The report cites six violations of international law:
- the prohibition against arbitrary deprivation of life, a fundamental principle of international law;
- the prohibition against extraterritorial use of force as enshrined in the UN Charter;
- the requirement that states use consular missions for official purposes;
- the prohibition against torture, under the terms of the Convention Against Torture, ratified by Saudi Arabia, and;
- the prohibition against enforced disappearance, and;
- in killing a journalist, the State of Saudi Arabia committed an act inconsistent with a core tenet of the United Nations, the protection of freedom of expression.

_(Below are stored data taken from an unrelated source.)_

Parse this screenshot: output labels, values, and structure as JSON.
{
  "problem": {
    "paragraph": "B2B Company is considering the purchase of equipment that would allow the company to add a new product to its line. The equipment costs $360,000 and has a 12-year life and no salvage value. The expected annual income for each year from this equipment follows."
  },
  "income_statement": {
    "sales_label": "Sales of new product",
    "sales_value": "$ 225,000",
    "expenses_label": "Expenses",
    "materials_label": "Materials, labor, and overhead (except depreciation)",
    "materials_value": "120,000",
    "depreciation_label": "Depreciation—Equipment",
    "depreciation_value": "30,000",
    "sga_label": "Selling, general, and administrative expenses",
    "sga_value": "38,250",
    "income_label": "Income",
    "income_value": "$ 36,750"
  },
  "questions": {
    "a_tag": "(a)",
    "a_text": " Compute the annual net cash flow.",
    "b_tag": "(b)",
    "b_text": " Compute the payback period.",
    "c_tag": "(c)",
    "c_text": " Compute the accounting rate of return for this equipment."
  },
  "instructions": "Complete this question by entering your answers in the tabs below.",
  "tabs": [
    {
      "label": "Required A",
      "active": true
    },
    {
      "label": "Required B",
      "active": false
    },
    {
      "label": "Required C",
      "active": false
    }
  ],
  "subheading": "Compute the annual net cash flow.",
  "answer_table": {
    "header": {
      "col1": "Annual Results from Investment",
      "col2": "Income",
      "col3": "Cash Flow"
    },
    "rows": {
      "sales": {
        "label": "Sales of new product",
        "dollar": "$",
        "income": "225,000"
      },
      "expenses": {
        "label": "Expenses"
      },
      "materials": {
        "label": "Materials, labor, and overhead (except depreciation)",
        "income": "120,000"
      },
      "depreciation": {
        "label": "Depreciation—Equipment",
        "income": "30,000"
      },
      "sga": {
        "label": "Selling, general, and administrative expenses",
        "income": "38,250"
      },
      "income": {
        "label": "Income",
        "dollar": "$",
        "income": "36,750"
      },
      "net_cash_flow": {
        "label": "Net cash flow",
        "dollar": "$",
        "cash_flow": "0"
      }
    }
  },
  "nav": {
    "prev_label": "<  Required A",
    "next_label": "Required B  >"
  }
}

“The killing of Mr Khashoggi thus constitutes an international crime over which other States should claim universal jurisdiction. I call on those States to take the necessary measures to establish their competence to exercise jurisdiction under international law over this crime of extrajudicial execution,” Callamard said.

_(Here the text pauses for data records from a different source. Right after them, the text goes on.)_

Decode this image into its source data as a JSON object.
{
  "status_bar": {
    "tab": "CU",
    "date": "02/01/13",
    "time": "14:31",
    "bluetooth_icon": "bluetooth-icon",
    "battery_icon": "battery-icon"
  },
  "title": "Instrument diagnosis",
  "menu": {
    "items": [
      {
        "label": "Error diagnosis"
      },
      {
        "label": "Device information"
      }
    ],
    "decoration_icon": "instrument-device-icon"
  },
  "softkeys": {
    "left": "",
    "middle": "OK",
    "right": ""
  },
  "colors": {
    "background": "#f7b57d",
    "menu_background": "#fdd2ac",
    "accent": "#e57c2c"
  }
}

The Special Rapporteur also determined that there was credible evidence, warranting further investigation of high-level Saudi officials’ individual liability, including that of the Crown Prince.
Following the execution of Mr Khashoggi, the report notes that Saudi Arabia took timid steps towards addressing its obligations, but that four more violations have taken place:
- the responsibility to investigate, effectively, transparently, and in good faith;
- the duty of international cooperation in investigation of unlawful death;
- fair trial guarantees; and
- the obligation of non-repetition.
Callamard called on the Human Rights Council, the Security Council or the UN Secretary-General to conduct an international follow-up criminal investigation for the purpose of determining individual liability and identifying options towards judicial accountability.

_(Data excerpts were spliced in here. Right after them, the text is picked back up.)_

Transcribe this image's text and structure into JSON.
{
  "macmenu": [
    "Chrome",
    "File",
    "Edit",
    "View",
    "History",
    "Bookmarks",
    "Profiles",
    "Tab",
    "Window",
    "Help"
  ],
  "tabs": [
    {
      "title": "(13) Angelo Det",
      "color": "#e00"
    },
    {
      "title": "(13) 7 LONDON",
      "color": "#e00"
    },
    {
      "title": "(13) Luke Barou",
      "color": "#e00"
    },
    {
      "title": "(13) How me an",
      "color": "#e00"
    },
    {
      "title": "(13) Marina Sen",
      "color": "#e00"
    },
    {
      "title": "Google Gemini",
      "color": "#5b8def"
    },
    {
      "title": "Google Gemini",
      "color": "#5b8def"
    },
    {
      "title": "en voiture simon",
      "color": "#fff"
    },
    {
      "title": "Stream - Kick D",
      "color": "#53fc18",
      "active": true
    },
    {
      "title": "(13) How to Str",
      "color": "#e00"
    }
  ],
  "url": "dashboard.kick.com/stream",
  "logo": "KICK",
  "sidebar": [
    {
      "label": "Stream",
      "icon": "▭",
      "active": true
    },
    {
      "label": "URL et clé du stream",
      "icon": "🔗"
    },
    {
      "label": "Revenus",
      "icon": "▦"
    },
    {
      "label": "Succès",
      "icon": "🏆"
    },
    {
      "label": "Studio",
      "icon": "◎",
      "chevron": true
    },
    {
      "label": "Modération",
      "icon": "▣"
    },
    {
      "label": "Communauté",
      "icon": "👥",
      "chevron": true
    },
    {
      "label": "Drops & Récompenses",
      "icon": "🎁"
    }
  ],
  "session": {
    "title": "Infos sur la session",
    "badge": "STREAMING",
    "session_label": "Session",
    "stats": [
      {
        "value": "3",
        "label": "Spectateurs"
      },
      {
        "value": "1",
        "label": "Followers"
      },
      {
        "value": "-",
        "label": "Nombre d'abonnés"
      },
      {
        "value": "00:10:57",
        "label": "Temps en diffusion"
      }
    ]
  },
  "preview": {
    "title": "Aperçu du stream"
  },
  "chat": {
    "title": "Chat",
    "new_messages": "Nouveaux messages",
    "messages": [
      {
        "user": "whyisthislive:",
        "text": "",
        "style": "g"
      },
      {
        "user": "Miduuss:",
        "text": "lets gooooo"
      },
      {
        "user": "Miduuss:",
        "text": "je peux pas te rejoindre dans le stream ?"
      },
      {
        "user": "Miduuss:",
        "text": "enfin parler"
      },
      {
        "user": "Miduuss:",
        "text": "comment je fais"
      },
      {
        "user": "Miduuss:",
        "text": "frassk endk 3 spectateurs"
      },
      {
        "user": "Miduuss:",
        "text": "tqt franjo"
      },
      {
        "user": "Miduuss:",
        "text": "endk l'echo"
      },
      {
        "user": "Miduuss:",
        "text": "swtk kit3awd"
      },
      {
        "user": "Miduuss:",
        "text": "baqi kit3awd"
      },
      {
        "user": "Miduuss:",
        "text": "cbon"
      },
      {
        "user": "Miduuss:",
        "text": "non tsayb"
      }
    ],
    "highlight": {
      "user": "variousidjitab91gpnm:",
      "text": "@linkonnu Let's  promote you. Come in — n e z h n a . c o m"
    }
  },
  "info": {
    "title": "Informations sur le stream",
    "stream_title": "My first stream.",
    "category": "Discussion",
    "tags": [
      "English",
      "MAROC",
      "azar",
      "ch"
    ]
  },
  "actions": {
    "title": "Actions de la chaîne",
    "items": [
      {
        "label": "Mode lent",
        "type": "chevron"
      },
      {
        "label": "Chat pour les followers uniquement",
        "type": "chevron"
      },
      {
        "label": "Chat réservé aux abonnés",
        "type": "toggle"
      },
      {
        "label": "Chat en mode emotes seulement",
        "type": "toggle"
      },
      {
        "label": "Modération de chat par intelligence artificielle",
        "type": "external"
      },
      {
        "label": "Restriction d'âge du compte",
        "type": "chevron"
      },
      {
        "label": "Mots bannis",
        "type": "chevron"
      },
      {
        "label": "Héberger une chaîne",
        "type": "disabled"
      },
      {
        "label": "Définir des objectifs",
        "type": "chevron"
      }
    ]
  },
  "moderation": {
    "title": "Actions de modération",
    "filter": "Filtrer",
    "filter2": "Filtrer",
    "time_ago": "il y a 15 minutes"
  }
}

The report stated that it was troubling that to date the execution of Mr Khashoggi had been met with so few effective international responses, whether legal, political or diplomatic, although a number of States had issued targeted sanctions against Saudi officials.
“These must continue. They are important but insufficient. The crime committed was a State killing. These particular sanctions against 17 or more individuals act as a smokescreen, diverting attention away from State responsibility,” the report reads. “The current sanctions also fail to address the central questions of chain of command and of senior leadership’s responsibilities for and associated with the execution.”
The report also called on Saudi Arabia to release all individuals imprisoned for the peaceful expression of their opinion and belief; and to undertake an in-depth assessment of the actors, institutions and circumstances that made it possible for the execution of Mr Khashoggi.
The report includes a range of recommendations addressed to Turkey and the United States, as well as to Member States generally and corporate actors. It further recommends the establishment of new mechanisms at UN level to strengthen the prevention and criminal investigation of targeted killings. The Special Rapporteur is stated to be grateful to the Government of Turkey for its good will and cooperation.
Ms. Agnes Callamard (France), Special Rapporteur on extrajudicial, summary or arbitrary executions, has a distinguished career in human rights and humanitarian work globally.
Ms. Callamard is the Director of Columbia Global Freedom of Expression at Columbia University and has previously worked with Article 19 and Amnesty International.
She has advised multilateral organizations and governments around the world, has led human rights investigations in more than 30 countries, and has published extensively on human rights and related fields.